So, the new ISO 27001 is here. After 8 years, the entire ISMS approach has been revamped. The newer version of ISO 27001 aka. ISO 27001:2013 is a much slimmer document. There is no introduction to the process approach and – surprise surprise, no diagram of the Deming’s cycle. No beating around the bush for the new standard. It gets straight to the point. I guess that it assumes the reader is not a novice learning the ropes of infosec, but a professional who knows his threats from his vulnerabilities.
The never ending ‘Terms and Definitions’ section is gone. Instead, there is a terse reference to ISO 27000 – almost like saying “If you kids want definitions, read the standard that is meant to provide definitions, do not look here.”
If you want a detailed analysis of the differences between the 27001:2013 and the 27001:2005, (sort of like the analysis that I did for BS25999 vs. ISO 22301) you will need to wait a bit longer. However, I will try to answer the question that will be at the top of every ISMS implementer’s mind. What do I need to add/ change in my current ISMS to be compliant to 27001:2013.

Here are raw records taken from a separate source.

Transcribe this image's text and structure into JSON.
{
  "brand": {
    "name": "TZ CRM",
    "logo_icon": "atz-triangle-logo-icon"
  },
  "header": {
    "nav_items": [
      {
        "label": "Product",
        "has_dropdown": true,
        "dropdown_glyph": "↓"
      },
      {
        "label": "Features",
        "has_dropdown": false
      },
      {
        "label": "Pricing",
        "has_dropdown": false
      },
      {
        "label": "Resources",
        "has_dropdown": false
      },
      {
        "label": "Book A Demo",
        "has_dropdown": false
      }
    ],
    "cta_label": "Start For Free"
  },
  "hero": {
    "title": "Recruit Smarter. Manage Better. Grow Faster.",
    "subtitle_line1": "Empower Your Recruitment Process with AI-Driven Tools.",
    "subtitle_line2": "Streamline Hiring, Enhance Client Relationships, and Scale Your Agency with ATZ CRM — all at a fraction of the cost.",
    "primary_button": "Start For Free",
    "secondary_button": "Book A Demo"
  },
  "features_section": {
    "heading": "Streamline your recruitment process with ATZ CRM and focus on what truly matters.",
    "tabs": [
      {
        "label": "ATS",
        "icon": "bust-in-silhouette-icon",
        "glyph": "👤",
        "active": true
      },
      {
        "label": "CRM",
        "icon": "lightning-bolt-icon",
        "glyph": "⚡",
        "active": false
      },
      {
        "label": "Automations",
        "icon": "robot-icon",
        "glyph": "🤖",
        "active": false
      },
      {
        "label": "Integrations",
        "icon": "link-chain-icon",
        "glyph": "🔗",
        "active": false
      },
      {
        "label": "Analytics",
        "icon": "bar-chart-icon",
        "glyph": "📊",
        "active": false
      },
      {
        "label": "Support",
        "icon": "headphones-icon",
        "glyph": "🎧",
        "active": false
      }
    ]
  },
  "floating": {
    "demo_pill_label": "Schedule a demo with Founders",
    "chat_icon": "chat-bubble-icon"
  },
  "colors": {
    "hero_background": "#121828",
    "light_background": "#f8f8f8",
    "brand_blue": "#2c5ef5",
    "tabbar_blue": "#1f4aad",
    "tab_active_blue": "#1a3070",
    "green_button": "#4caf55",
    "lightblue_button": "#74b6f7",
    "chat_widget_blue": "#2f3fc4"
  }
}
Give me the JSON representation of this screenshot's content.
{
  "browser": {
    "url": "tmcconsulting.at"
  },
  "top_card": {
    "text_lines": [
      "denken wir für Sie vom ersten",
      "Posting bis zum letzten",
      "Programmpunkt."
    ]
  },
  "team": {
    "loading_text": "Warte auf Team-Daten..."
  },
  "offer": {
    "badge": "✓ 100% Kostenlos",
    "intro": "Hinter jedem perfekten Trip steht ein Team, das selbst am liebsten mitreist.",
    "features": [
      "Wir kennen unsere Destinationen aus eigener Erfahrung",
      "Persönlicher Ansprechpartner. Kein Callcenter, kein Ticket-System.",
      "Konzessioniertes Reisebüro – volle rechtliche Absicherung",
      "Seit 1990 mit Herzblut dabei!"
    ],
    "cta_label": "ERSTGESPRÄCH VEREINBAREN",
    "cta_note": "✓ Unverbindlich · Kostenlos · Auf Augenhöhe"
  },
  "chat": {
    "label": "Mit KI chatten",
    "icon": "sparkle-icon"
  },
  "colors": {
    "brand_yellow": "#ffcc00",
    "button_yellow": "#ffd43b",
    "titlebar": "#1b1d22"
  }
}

Here is a quick and dirty analysis from me:
1. Scope Document – Don’t worry. Your old scope document is still good enough. What you need to add, however, is a section that ‘establishes the context’ – a trend that every ISO standard insists on bringing in now. What do we mean by establishing the context? Basically two things – a) what are the issues that the organisation faces that inhibits the achievement of the ISMS goals, and b) all relevant stakeholders (interested parties) and their requirements. You need to add these to the scope document and you are good to go.
2. SOA – A no brainer. Your SOA will change to reflect the 14 domains and 114 controls. If you need a detailed analysis of the differences here, please write to me.
3. Information Security Objectives – This is probably one of the biggest changes that 27001:2013 has over 27001:2005. Based on your risk assessment, you are expected to document your information security objectives. My guess again is that a summary of the risks that you plan to action upon should be the basis for developing your security objectives. Not only do you need to document these objectives, you will need to also document how you plan to achieve them – who will do it? What will they do? By when? How will you know it is done, etc. If you are used to having a formal implementation plan for your ISMS, you can derive a lot of content for your ‘Information Security Objectives’ document from here.
4. Competence of personnel working on the ISMS – You need to now explicitly keep a record of the competence of the person working your ISMS. A good point to get those training budgets approved and attending that training that you always wanted to :). Records of training are evidence in audit of the competency of the person working on the ISMS.
5. Communication Plan – You may have addressed some portion of this as a part of your incident response or your BCMS, but the key point is that you need to be able to prove that have determined the need for communication under various scenarios – the classic who, what, when, where, whom, why and how. Though the standard does not specify that you need to have a documented process, I recommend having a ‘communication plan’ separated out and ready.
This is a very quick analysis of the new standard. A more detailed comparison to come in later.